Migrations : Leur Europe et la nôtre

Complices des morts en Méditerranée, les États d’Europe renient leurs valeurs. Des alternatives sont pourtant possibles.

Pouria Amirshahi  • 20 juin 2018 abonné·es
Migrations : Leur Europe et la nôtre
© photo : Le 17 juin, les réfugiés de l’Aquarius débarquent à Valence, en Espagne. crédit : Daniel Duart/afp

Les mots généreux et humanistes qui sortaient de la bouche du candidat Macron ont disparu du vocabulaire de la France officielle, désormais alignée sur les axes de pensée des xénophobes. Une posture qui avait valu au gouvernement le soutien des députés FN sur certains articles de la loi asile et immigration. La dérive vient de loin, on l’a appelée la lepénisation des esprits. C’est sous cette pression grandissante depuis les années 1990 que les gouvernements promulguent en moyenne une nouvelle loi sur l’immigration tous les deux ans. Dans les discours, on est même passé de « ne pas accueillir toute la misère du monde » à ne pas accueillir du tout.

Hélas, la France n’est pas seule dans cette dérive. L’extrême droite progresse en même temps que les populismes xénophobes. Une carte politique du continent suffit à prendre la mesure du désastre. Le ministre allemand de l’Intérieur, Horst Seehofer (CSU), va même jusqu’à lancer un ultimatum à sa chancelière Angela Merkel et menace de fermer « immédiatement » les frontières si une solution européenne n’est pas trouvée au sommet de l’UE des 28-29 juin. D’autres États membres ont déjà construit des murs de barbelés le long de leurs frontières. En vérité, tous sont sur une politique de l’endiguement. La dernière rallonge de 3 milliards accordée par l’UE à la Turquie ne vise pas autre chose. Pire, on paie désormais les garde-côtes libyens pour ramener les migrants sur la terre ferme, là où des mafias organisées séquestrent, torturent, rançonnent ou esclavagisent des migrants. Par tous les moyens, on coupe les routes, et quand on n’y arrive pas, on bloque les bateaux de secours : en 2016, ils étaient dix navires humanitaires, aujourd’hui, ils ne sont plus que quatre, dont l’Aquarius, qui a sauvé 28 000 vies en trois ans. Et quand celui-ci continue de secourir, on lui ferme les ports.
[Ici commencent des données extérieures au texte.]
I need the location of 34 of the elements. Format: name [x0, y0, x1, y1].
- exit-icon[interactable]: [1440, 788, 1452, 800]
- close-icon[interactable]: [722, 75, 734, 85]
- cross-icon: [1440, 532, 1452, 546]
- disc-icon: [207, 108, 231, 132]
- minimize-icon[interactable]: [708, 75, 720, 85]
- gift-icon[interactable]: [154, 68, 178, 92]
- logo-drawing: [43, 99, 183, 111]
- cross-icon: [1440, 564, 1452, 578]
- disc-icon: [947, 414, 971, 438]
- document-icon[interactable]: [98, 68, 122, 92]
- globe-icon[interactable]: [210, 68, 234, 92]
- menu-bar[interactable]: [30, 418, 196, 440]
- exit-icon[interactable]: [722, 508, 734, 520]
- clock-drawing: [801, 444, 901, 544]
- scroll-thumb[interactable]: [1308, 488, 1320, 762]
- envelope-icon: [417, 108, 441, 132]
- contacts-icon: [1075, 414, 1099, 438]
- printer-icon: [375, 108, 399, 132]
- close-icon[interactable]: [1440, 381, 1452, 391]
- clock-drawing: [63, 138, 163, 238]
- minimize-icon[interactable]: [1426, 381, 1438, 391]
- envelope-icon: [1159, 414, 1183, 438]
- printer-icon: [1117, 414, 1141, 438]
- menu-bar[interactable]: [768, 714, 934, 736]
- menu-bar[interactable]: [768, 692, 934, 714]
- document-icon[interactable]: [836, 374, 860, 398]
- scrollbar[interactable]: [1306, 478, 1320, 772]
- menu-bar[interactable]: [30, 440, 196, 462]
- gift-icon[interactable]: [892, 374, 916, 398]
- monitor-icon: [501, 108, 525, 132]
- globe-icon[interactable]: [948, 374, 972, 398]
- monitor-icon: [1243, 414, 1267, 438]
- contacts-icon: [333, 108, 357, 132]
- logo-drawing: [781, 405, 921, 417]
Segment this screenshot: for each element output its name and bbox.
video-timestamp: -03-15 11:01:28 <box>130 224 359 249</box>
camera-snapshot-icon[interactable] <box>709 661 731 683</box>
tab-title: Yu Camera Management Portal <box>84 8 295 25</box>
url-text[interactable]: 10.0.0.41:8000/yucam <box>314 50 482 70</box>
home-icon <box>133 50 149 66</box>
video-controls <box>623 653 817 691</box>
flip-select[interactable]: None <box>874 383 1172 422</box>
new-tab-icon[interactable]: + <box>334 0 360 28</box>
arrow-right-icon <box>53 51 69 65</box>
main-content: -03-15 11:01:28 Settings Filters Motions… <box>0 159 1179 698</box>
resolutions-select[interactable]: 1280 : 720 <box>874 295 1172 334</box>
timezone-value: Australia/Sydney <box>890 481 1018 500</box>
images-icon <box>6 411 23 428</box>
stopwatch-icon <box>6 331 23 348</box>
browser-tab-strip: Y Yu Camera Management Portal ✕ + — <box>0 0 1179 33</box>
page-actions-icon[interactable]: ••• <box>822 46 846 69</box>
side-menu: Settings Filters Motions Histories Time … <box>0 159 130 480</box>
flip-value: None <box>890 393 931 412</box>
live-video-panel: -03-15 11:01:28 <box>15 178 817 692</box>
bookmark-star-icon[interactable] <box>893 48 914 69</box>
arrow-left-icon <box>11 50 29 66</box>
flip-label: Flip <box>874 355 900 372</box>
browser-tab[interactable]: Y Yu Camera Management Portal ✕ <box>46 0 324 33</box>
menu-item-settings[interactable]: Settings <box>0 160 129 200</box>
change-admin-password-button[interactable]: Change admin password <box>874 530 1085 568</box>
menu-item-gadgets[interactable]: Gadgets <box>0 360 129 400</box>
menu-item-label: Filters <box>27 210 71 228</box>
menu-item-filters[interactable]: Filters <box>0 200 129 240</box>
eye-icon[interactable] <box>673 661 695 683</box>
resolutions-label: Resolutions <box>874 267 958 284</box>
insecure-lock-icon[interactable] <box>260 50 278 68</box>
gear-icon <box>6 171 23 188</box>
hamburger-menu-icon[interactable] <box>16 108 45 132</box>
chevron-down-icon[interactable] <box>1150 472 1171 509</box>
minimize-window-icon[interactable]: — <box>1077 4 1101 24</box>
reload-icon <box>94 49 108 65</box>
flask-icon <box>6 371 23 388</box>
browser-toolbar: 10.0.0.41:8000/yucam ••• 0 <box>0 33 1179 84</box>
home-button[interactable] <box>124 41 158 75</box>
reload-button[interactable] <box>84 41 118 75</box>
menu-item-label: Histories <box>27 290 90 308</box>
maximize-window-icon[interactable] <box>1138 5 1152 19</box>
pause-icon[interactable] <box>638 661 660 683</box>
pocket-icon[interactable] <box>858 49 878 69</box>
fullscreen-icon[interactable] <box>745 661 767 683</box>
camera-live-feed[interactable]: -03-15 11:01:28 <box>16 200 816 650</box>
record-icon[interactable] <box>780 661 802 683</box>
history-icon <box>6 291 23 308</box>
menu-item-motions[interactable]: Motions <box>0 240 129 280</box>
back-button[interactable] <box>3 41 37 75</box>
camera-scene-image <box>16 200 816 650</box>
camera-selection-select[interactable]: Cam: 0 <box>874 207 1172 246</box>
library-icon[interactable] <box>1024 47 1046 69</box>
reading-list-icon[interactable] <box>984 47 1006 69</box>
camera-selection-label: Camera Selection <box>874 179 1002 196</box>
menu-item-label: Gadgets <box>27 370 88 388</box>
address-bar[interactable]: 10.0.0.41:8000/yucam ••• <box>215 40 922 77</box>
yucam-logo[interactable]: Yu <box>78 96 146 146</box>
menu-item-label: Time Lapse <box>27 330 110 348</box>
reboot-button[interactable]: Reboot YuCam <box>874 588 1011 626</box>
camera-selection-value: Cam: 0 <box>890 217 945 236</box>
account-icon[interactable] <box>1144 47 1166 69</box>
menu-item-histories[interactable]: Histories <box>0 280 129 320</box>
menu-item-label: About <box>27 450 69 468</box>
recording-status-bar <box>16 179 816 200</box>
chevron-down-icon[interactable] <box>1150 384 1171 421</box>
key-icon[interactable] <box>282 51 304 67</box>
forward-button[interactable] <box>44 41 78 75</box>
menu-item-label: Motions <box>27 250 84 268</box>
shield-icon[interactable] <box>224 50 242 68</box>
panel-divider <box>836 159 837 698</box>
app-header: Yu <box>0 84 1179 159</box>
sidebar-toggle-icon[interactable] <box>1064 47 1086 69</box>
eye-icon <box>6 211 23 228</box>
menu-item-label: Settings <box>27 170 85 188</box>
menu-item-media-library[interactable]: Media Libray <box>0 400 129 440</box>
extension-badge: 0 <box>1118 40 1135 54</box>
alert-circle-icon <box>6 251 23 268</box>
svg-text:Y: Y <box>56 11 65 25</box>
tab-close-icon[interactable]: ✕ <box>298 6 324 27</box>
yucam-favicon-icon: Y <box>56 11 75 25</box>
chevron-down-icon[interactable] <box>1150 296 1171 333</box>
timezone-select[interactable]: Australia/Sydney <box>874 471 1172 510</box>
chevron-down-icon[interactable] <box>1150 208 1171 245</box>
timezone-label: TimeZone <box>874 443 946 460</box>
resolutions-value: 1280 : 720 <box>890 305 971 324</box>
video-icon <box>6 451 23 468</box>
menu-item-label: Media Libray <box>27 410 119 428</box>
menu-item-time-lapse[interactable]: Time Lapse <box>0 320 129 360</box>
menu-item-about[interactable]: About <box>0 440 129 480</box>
Les dirigeants français peuvent bien accabler l’Italie et son gouvernement d’extrême droite, cela n’excuse en rien leur silence complice. Le message délivré est le même : on ne veut pas de vous. Pendant ce temps, des milliers de cadavres humains croupissent au fond de la Méditerranée. Plus de 16 000 morts depuis 2013, selon l’Organisation internationale des migrations, sans compter les disparus. La digne décision du nouveau gouvernement social-démocrate espagnol d’accueillir les 629 de l’Aquarius est un signal hélas bien faible. La plupart des dirigeants européens sont coupables. De refuser de voir. De laisser mourir. De manquer à l’obligation de secours. D’organiser la mort. Qui donc oserait dire que nous sommes totalement étrangers aux drames irakien ou afghan ? Qui nierait les responsabilités directes de la France et de la Grande-Bretagne dans le chaos libyen ? Qui considère qu’il existe une réelle économie de l’aide au développement en Afrique ? Qui conteste l’effet de notre modèle de croissance tous azimuts dans la crise climatique qui va contraindre des millions d’êtres humains au drame du déplacement forcé ?

Des solutions existent pourtant pour une autre politique de l’accueil, de l’asile, de l’immigration et de la coopération avec les pays d’exode. Les parlementaires européens que nous interrogeons cette semaine nous le disent. Car on imagine déjà ce qu’ont en tête les chefs d’État et de gouvernement : réviser Dublin III (qui renvoie le demandeur d’asile au premier pays d’accueil) en introduisant la notion de « pays tiers sûr ». Autrement dit, externaliser l’accueil. Éloigner la misère. En attendant que les progressistes sachent s’unir et construire une alternative crédible, la France qui sauve l’honneur des mots et de l’action fraternelles, c’est celle du bateau Aquarius, affrété par SOS Méditerranée et MSF. C’est celle des citoyens de la Roya.